Se fueron guiando mutuamente por el prado con golpecitos y susurros. George se paró un momento a remeterse la camisa y ajustarse bien los pantalones.

—En Corley tenéis un salón de fumar, claro —dijo—. Allí nunca pasarían estas cosas.

—En efecto —dijo Cecil solemnemente. Emmy Destinn ya había terminado, y en su lugar Daphne vio cómo la figura de su madre se acercaba a la ventana iluminada y escrutaba el exterior en vano.

—¡Estamos aquí! —gritó Daphne. Y en aquella oscuridad bajo miles de estrellas, con un muchacho a cada lado, sintió que podía hablar en representación de los tres; había una confianza muy cómica que parecía una renovación del pacto que habían establecido tácitamente a la llegada de Cecil.

—Pues daos prisa —dijo su madre en un tono alocado e ingenioso—. Quiero que Cecil nos lea algo.

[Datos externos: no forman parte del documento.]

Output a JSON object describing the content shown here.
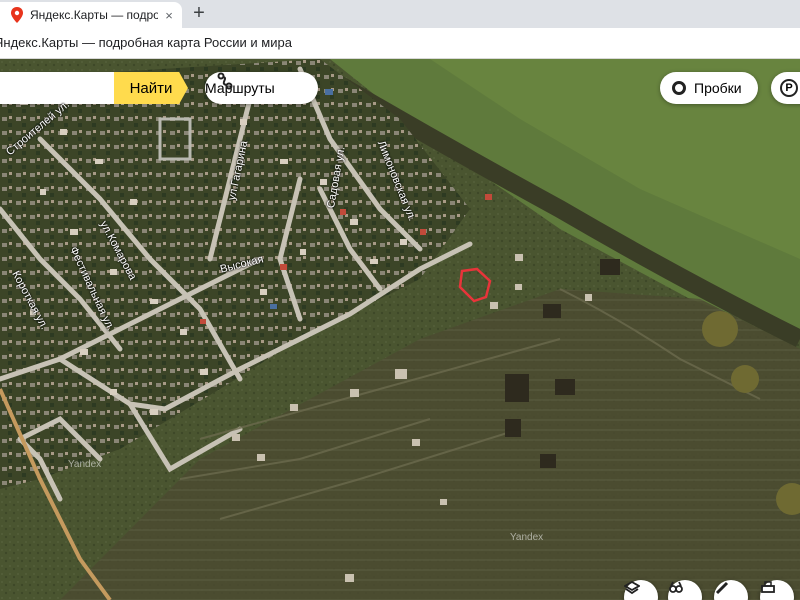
{
  "browser": {
    "tab_title": "Яндекс.Карты — подробная карта России и мира",
    "tab_close": "×",
    "new_tab": "+",
    "address_text": "Яндекс.Карты — подробная карта России и мира"
  },
  "map": {
    "search_button": "Найти",
    "routes_button": "Маршруты",
    "traffic_button": "Пробки",
    "parking_letter": "P",
    "streets": {
      "stroiteley": "Строителей ул.",
      "gagarina": "ул.Гагарина",
      "limonovskaya": "Лимоновская ул.",
      "sadovaya": "Садовая ул.",
      "vysokaya": "Высокая",
      "komarova": "ул.Комарова",
      "festivalnaya": "Фестивальная ул.",
      "korotkaya": "Короткая ул."
    },
    "watermarks": [
      "Yandex",
      "Yandex"
    ],
    "controls": [
      "layers-icon",
      "panorama-icon",
      "ruler-icon",
      "print-icon"
    ]
  }
}
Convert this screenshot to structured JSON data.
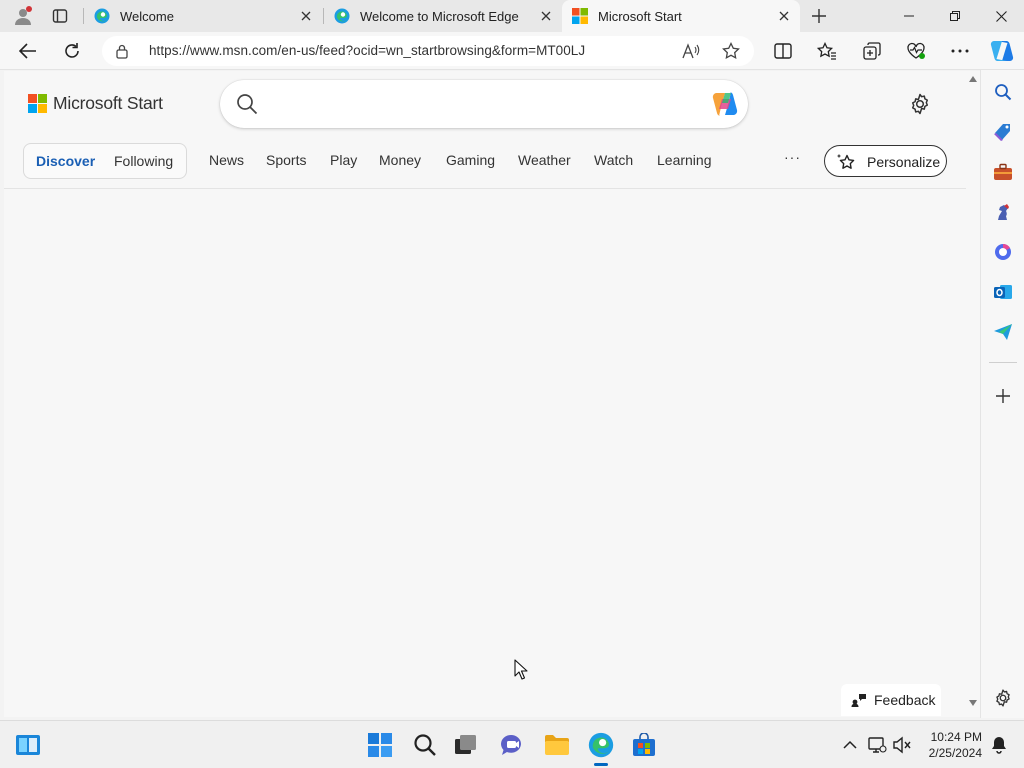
{
  "tabs": [
    {
      "title": "Welcome",
      "icon": "edge-icon",
      "active": false
    },
    {
      "title": "Welcome to Microsoft Edge",
      "icon": "edge-icon",
      "active": false
    },
    {
      "title": "Microsoft Start",
      "icon": "microsoft-logo-icon",
      "active": true
    }
  ],
  "address": {
    "url": "https://www.msn.com/en-us/feed?ocid=wn_startbrowsing&form=MT00LJ"
  },
  "page": {
    "brand": "Microsoft Start",
    "search_placeholder": "",
    "tabs_pill": {
      "discover": "Discover",
      "following": "Following"
    },
    "nav": [
      "News",
      "Sports",
      "Play",
      "Money",
      "Gaming",
      "Weather",
      "Watch",
      "Learning"
    ],
    "more": "···",
    "personalize": "Personalize",
    "feedback": "Feedback"
  },
  "colors": {
    "accent": "#0067c0",
    "discover_text": "#1a5fb4"
  },
  "taskbar": {
    "time": "10:24 PM",
    "date": "2/25/2024"
  }
}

—Ahí estamos… —murmuró Cecil, enderezando su pajarita. Daphne le echó un vistazo. George había asumido la responsabilidad de ir delante de ellos, y, mientras lo seguían, Cecil le pasó una mano grande y caliente por la cintura y la dejó allí, justo donde le había dado con el pie, hasta que llegaron al ventanal abierto.